將步驟(2)獲得的3-5個傳代培養混菌菌株劃線分純，再分別接種于固體培養基上，28-35℃培養24h-48h；再分別轉入種子培養基，在28-35℃，200-280rpm搖床振蕩培養24h-48h，得到進化了的巨大芽孢桿菌種子液和進化了的氧化葡糖桿菌種子液；

(4)發酵：

將所述進化了的巨大芽孢桿菌、進化了的氧化葡糖桿菌以及混合的進化了的巨大芽孢桿菌和進化了的氧化葡糖桿菌分別接種到發酵培養基中，使進化了的巨大芽孢桿菌的密度為2×10⁷-2×10¹⁰cfu/mL，使進化了的氧化葡糖桿菌的密度為2×10⁸-2×10¹¹cfu/mL，在28-35℃，200-280rpm搖床振蕩培養10h-15h；

(5)細胞磷脂組的提?。
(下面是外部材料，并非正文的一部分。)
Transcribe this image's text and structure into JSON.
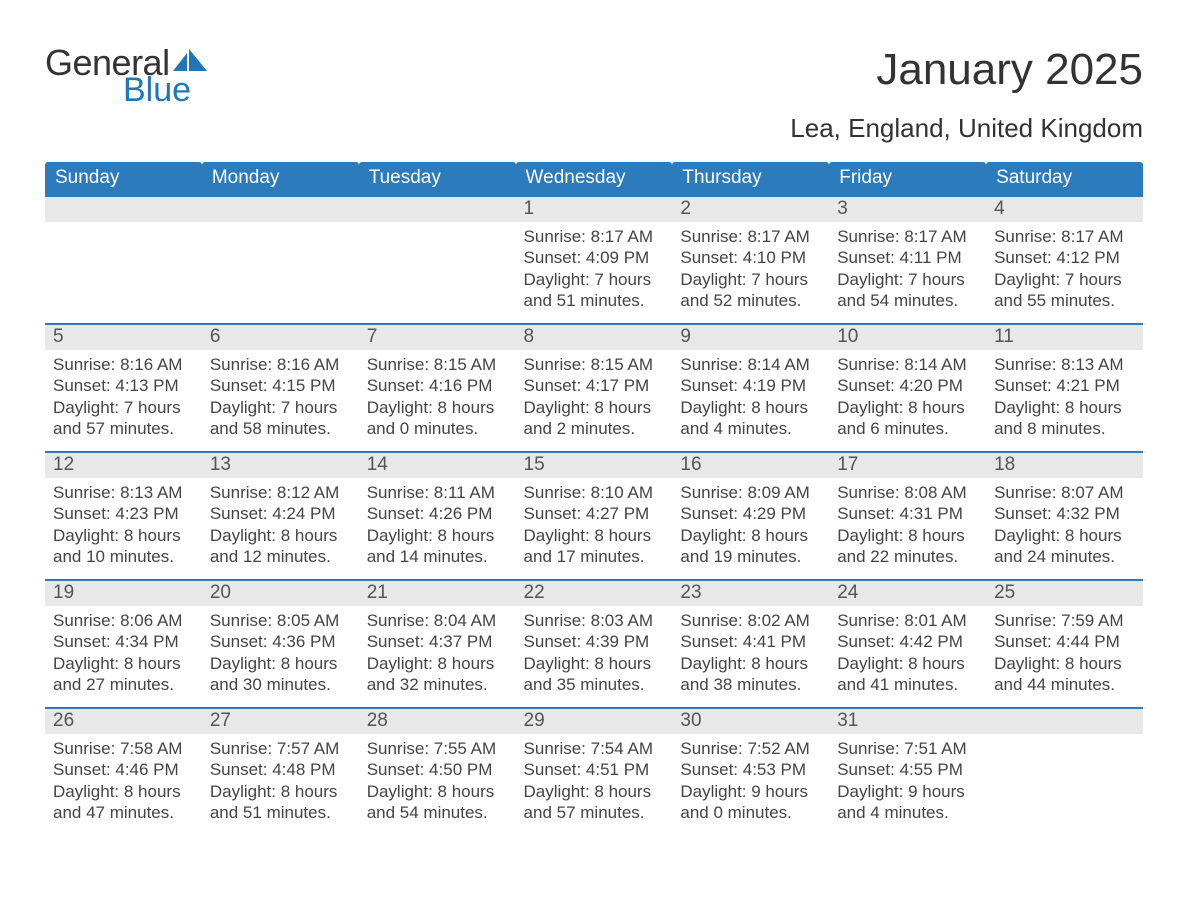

?/p>

①取在步驟(4)搖床振蕩培養10h-15h的三種細胞懸液100-200mL，1000-3000rpm離心3-10min，去除上清液，保留細胞，用pH＝7.2-7.4的磷酸鹽緩沖液洗細胞1-3次，相同條件離心，去除上清，得到細胞；

②將步驟①所得細胞制成干粉，稱取200-300mg細胞干粉，置于離心管A中，加入0.5-0.8mL超純水，充分混勻；

③向離心管A中再加入2-4mL提取液，充分混勻；1000-3000rpm離心3-10min，使溶液分層，取下層有機溶劑層，置于離心管B中；

④重復步驟③2-4次，至細胞完全沉降；

⑤向離心管B中，加入0.8-1.2mol/L?KCl水溶液0.5-1.5mL，充分混勻，2000-4000rpm離心3-10min，除去含水溶性雜質的上清；

⑥再向離心管B加入1-3mL超純水，充分混勻，2000-4000rpm離心3-10min，去上清；

⑦蒸餾或氮氣吹干步驟⑥所得混合物中的有機溶劑，得到總磷脂提取混合物；

⑧將所述總磷脂提取混合物溶于0.2-2mL儲存液中制成樣品，冷凍-40℃以下保存；

⑨檢測前，向所述樣品內加入磷脂標準品，使磷脂標準品終濃度為0.5-1.5μg/mL；

所述提取液是含有二丁基羥基甲苯的氯仿/甲醇溶液，所述氯仿/甲醇的體積比為1-2∶1，所述二丁基羥基甲苯的質量分數為0.005-0.01％；

所述儲存液為含有二丁基羥基甲苯的氯仿/甲醇溶液，所述氯仿/甲醇的體積比為1-4∶1，所述二丁基羥基甲苯的質量分數為0.005-0.01％；

(6)LC-MS檢測

采用LC-MS對步驟(5)獲得的加入了磷脂標準品的樣品進行檢測，得到維生素C生產菌株傳代過程的磷脂組的分子結構和含量數據；

(7)多元統計分析

將步驟(6)獲得的維生素C生產菌株傳代過程的磷脂組的分子含量數據，進行多元統計分析，得到區分不同傳代時間維生素C生產菌株的差異磷脂分子標志物；

(8)過程分析

將步驟(7)獲得的差異磷脂分子標志物的含量按照不同傳代時間制成圖表，觀察并分析這些磷脂分子變化的規律，進而發現在混菌傳代培養過程中起關鍵作用的磷脂分子及相關代謝途徑，從而為以提高2-酮基-L-古龍酸為目的的菌種改造和培養條件優化提供方向。